第72話 超絶美少女と冬休み

 季節は冬となり、うっすらと雪が積もっていた。

 今年は例年よりも寒く、雪がかなり降るとニュースで言っていた。


「もうすっかりと冬だね」

「そうだな。来週から冬休みだもんな」

「そういえば、俺の実家に行く話だけど、年末になりそうなんだが、大丈夫か?」

「全然、大丈夫だよ」

「そうか。じゃあ、そういうことでよろしく」

「はーい」


 ということで、俺たちは年末に実家に帰ることになった。夏休みに帰る予定だったがすっかりと忘れてしまっていた。


「蒼月君の実家に行くの楽しみだな~」

「相変わらず、お母さんと電話してるのか?」

「してるよ~。蒼月君の子供のころの話したくさん聞かせてくれるよ」

「マジか……」

「アルバムも見せてもらう約束もしたよ!」

「俺のいないところで……」


 まあ別に聞かれて恥ずかしい話も写真もないからいいんだけど。普通の人生を送ってきたからな。


「ダメだった?」

「いや、いいよ。琴美が聞きたいなら好きだけ聞いてくれ……」

「じゃあ、たくさん聞いちゃお」

「どうぞ、さて、そろそろ学校に行くか」

「そうだね」


 俺たちはそれぞれ自分の部屋に戻って着替えをして、一緒に学校に向かった。


「おはよう。二人とも」


 教室に入るといつものように英彦が挨拶をしてくる。


「おはよう英彦」

「おはよう湯山君」


 俺は英彦に挨拶をすると自分の席に座った。

 体育祭以来、英彦の他にも俺に挨拶をしてくれるようになった。


「蒼月君も変わったね」

「そうかもな」


 俺が変わったのか、クラスメイトが変わったのか、多分両方だろうな。

 人が変わるのはほんの少しのきっかけ。

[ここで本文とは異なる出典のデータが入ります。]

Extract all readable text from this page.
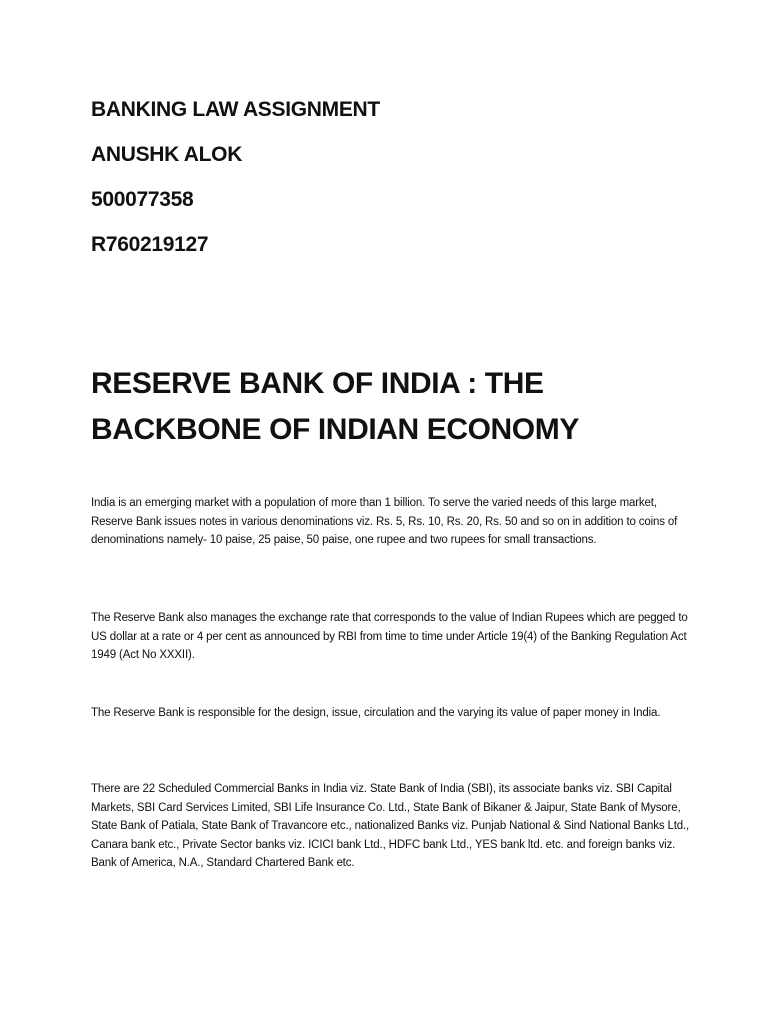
BANKING LAW ASSIGNMENT

ANUSHK ALOK

500077358

R760219127

RESERVE BANK OF INDIA : THE

BACKBONE OF INDIAN ECONOMY

India is an emerging market with a population of more than 1 billion. To serve the varied needs of this large market, Reserve Bank issues notes in various denominations viz. Rs. 5, Rs. 10, Rs. 20, Rs. 50 and so on in addition to coins of denominations namely- 10 paise, 25 paise, 50 paise, one rupee and two rupees for small transactions.

The Reserve Bank also manages the exchange rate that corresponds to the value of Indian Rupees which are pegged to US dollar at a rate or 4 per cent as announced by RBI from time to time under Article 19(4) of the Banking Regulation Act 1949 (Act No XXXII).

The Reserve Bank is responsible for the design, issue, circulation and the varying its value of paper money in India.

There are 22 Scheduled Commercial Banks in India viz. State Bank of India (SBI), its associate banks viz. SBI Capital Markets, SBI Card Services Limited, SBI Life Insurance Co. Ltd., State Bank of Bikaner & Jaipur, State Bank of Mysore, State Bank of Patiala, State Bank of Travancore etc., nationalized Banks viz. Punjab National & Sind National Banks Ltd., Canara bank etc., Private Sector banks viz. ICICI bank Ltd., HDFC bank Ltd., YES bank ltd. etc. and foreign banks viz. Bank of America, N.A., Standard Chartered Bank etc.
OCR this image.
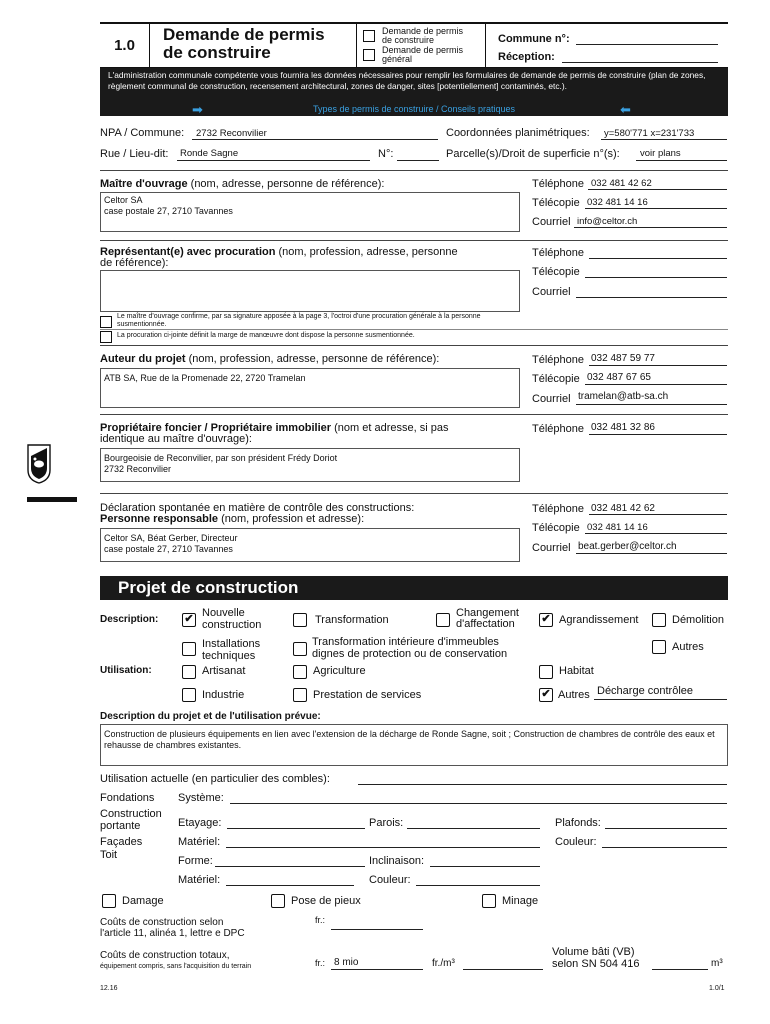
1.0
Demande de permis
de construire
Demande de permis
de construire
Demande de permis
général
Commune n°:
Réception:
L'administration communale compétente vous fournira les données nécessaires pour remplir les formulaires de demande de permis de construire (plan de zones, règlement communal de construction, recensement architectural, zones de danger, sites [potentiellement] contaminés, etc.).
➡	Types de permis de construire / Conseils pratiques	⬅
NPA / Commune: 2732 Reconvilier	Coordonnées planimétriques: y=580'771 x=231'733
Rue / Lieu-dit: Ronde Sagne	N°:	Parcelle(s)/Droit de superficie n°(s): voir plans
Maître d'ouvrage (nom, adresse, personne de référence):
Celtor SA
case postale 27, 2710 Tavannes
Téléphone 032 481 42 62
Télécopie 032 481 14 16
Courriel info@celtor.ch
Représentant(e) avec procuration (nom, profession, adresse, personne
de référence):
Téléphone
Télécopie
Courriel
Le maître d'ouvrage confirme, par sa signature apposée à la page 3, l'octroi d'une procuration générale à la personne susmentionnée.
La procuration ci-jointe définit la marge de manœuvre dont dispose la personne susmentionnée.
Auteur du projet (nom, profession, adresse, personne de référence):
ATB SA, Rue de la Promenade 22, 2720 Tramelan
Téléphone 032 487 59 77
Télécopie 032 487 67 65
Courriel tramelan@atb-sa.ch
Propriétaire foncier / Propriétaire immobilier (nom et adresse, si pas
identique au maître d'ouvrage):
Bourgeoisie de Reconvilier, par son président Frédy Doriot
2732 Reconvilier
Téléphone 032 481 32 86
Déclaration spontanée en matière de contrôle des constructions:
Personne responsable (nom, profession et adresse):
Celtor SA, Béat Gerber, Directeur
case postale 27, 2710 Tavannes
Téléphone 032 481 42 62
Télécopie 032 481 14 16
Courriel beat.gerber@celtor.ch
Projet de construction
Description: ✔ Nouvelle
construction	Transformation
Changement
d'affectation	✔ Agrandissement	Démolition
Installations
techniques
Transformation intérieure d'immeubles
dignes de protection ou de conservation
Autres
Utilisation:	Artisanat	Agriculture	Habitat
Industrie	Prestation de services	✔ Autres Décharge contrôlee
Description du projet et de l'utilisation prévue:
Construction de plusieurs équipements en lien avec l'extension de la décharge de Ronde Sagne, soit ; Construction de chambres de contrôle des eaux et rehausse de chambres existantes.
Utilisation actuelle (en particulier des combles):
Fondations Système:
Construction
portante	Etayage:	Parois:	Plafonds:
Façades
Toit
Matériel:	Couleur:
Forme:	Inclinaison:
Matériel:	Couleur:
Damage	Pose de pieux	Minage
Coûts de construction selon
l'article 11, alinéa 1, lettre e DPC
fr.:
Coûts de construction totaux,
équipement compris, sans l'acquisition du terrain	fr.: 8 mio	fr./m³
Volume bâti (VB)
selon SN 504 416	m³
12.16	1.0/1
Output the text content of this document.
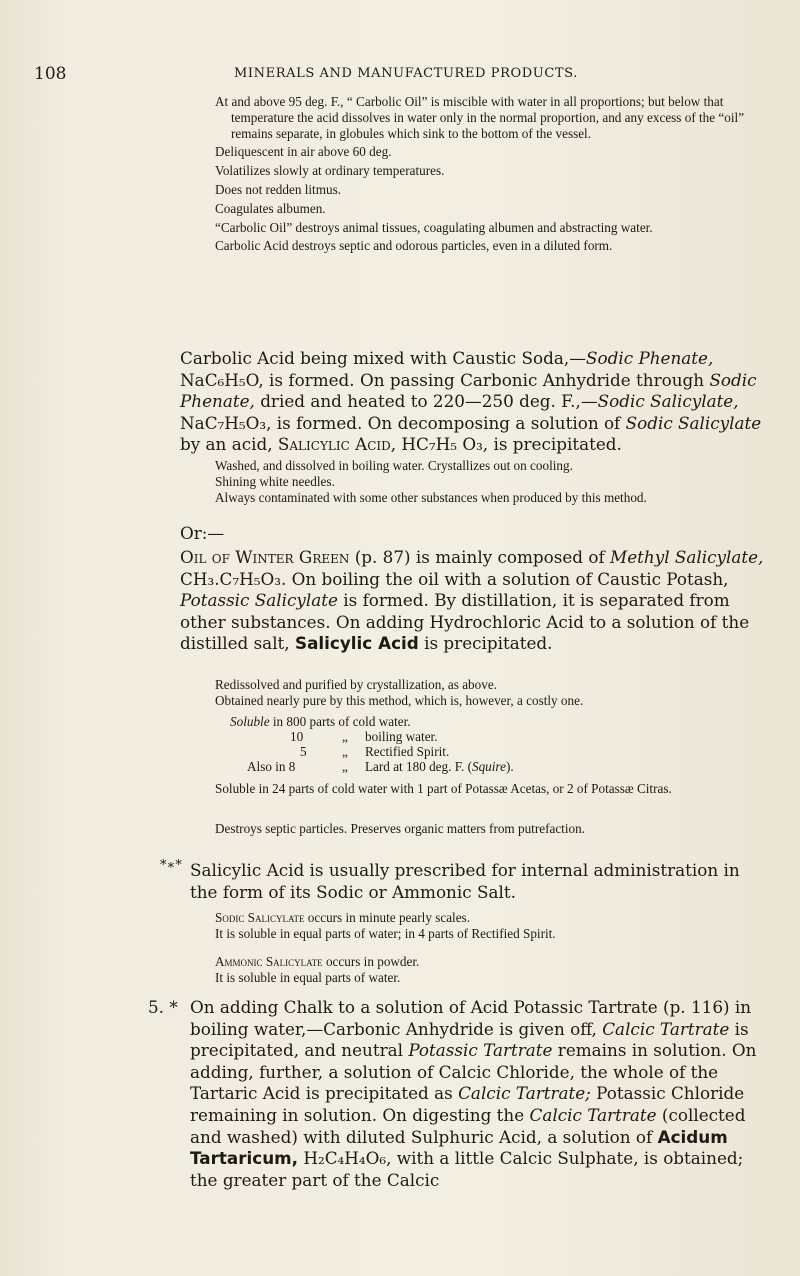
108	MINERALS AND MANUFACTURED PRODUCTS.

At and above 95 deg. F., “ Carbolic Oil” is miscible with water in all proportions; but below that temperature the acid dissolves in water only in the normal proportion, and any excess of the “oil” remains separate, in globules which sink to the bottom of the vessel.

Deliquescent in air above 60 deg.

Volatilizes slowly at ordinary temperatures.

Does not redden litmus.

Coagulates albumen.

“Carbolic Oil” destroys animal tissues, coagulating albumen and abstracting water.

Carbolic Acid destroys septic and odorous particles, even in a diluted form.

Carbolic Acid being mixed with Caustic Soda,—Sodic Phenate, NaC₆H₅O, is formed. On passing Carbonic Anhydride through Sodic Phenate, dried and heated to 220—250 deg. F.,—Sodic Salicylate, NaC₇H₅O₃, is formed. On decomposing a solution of Sodic Salicylate by an acid, Salicylic Acid, HC₇H₅ O₃, is precipitated.

Washed, and dissolved in boiling water. Crystallizes out on cooling.

Shining white needles.

Always contaminated with some other substances when produced by this method.

Or:—

Oil of Winter Green (p. 87) is mainly composed of Methyl Salicylate, CH₃.C₇H₅O₃. On boiling the oil with a solution of Caustic Potash, Potassic Salicylate is formed. By distillation, it is separated from other substances. On adding Hydrochloric Acid to a solution of the distilled salt, Salicylic Acid is precipitated.

Redissolved and purified by crystallization, as above.

Obtained nearly pure by this method, which is, however, a costly one.

Soluble in 800 parts of cold water.
10	„ boiling water.
5	„ Rectified Spirit.
Also in 8	„ Lard at 180 deg. F. (Squire).

Soluble in 24 parts of cold water with 1 part of Potassæ Acetas, or 2 of Potassæ Citras.

Destroys septic particles. Preserves organic matters from putrefaction.

*∗* Salicylic Acid is usually prescribed for internal administration in the form of its Sodic or Ammonic Salt.

Sodic Salicylate occurs in minute pearly scales.

It is soluble in equal parts of water; in 4 parts of Rectified Spirit.

Ammonic Salicylate occurs in powder.

It is soluble in equal parts of water.

5. * On adding Chalk to a solution of Acid Potassic Tartrate (p. 116) in boiling water,—Carbonic Anhydride is given off, Calcic Tartrate is precipitated, and neutral Potassic Tartrate remains in solution. On adding, further, a solution of Calcic Chloride, the whole of the Tartaric Acid is precipitated as Calcic Tartrate; Potassic Chloride remaining in solution. On digesting the Calcic Tartrate (collected and washed) with diluted Sulphuric Acid, a solution of Acidum Tartaricum, H₂C₄H₄O₆, with a little Calcic Sulphate, is obtained; the greater part of the Calcic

そのきっかけが今までの噛み合ってなかった歯車が噛み合いだすことがある。もちろん、その逆もある。

 

「私は嬉しいよ。クラスの人たちと蒼月君が仲良くしてるのが」

「そうなのか?」

「うん。だって、最初は私と湯山君意外とは誰とも話さなかったじゃん」

「あんまり、人と話すのって得意じゃないからな」

「そうなの? でも、私とは普通に話してたよね?」

「それは、琴美がぐいぐい来るから仕方なくだよ」

「へ~。私と仕方なく話してたんだ」


 琴美が俺のことを睨んでいる。


「昔は、だから、今はそんなことないからな!」

「その必死さが逆に怪しいー」

「怪しむなよ! 今でもそう思ってたら、琴美と付き合ってなんかないよ」

「分かってるって! ちょっとからかっただけ!」


 そう言って、琴美はゲラゲラと笑っている。


「そんなに笑うなら、アルバム見せないからな」

「えー。それはいや! 謝るから許して」

「じゃあ、今日帰ったら琴美のアルバムも見せて。それなら、許してあげる」

「そ、それはちょっと……」

「じゃあ、俺のアルバムは見せない……」

「ぶー。いいもん。蒼月君に見せてもらわなくても、葵さんに見せてもらうから!」

「ぐっ……」


 そう言われると、俺は何も抵抗することができない。

 

「ちゃんと、蒼月君の気持ちは伝わってるから安心して」

「それは、左様で」


 俺は少し照れながら、頬をかいた。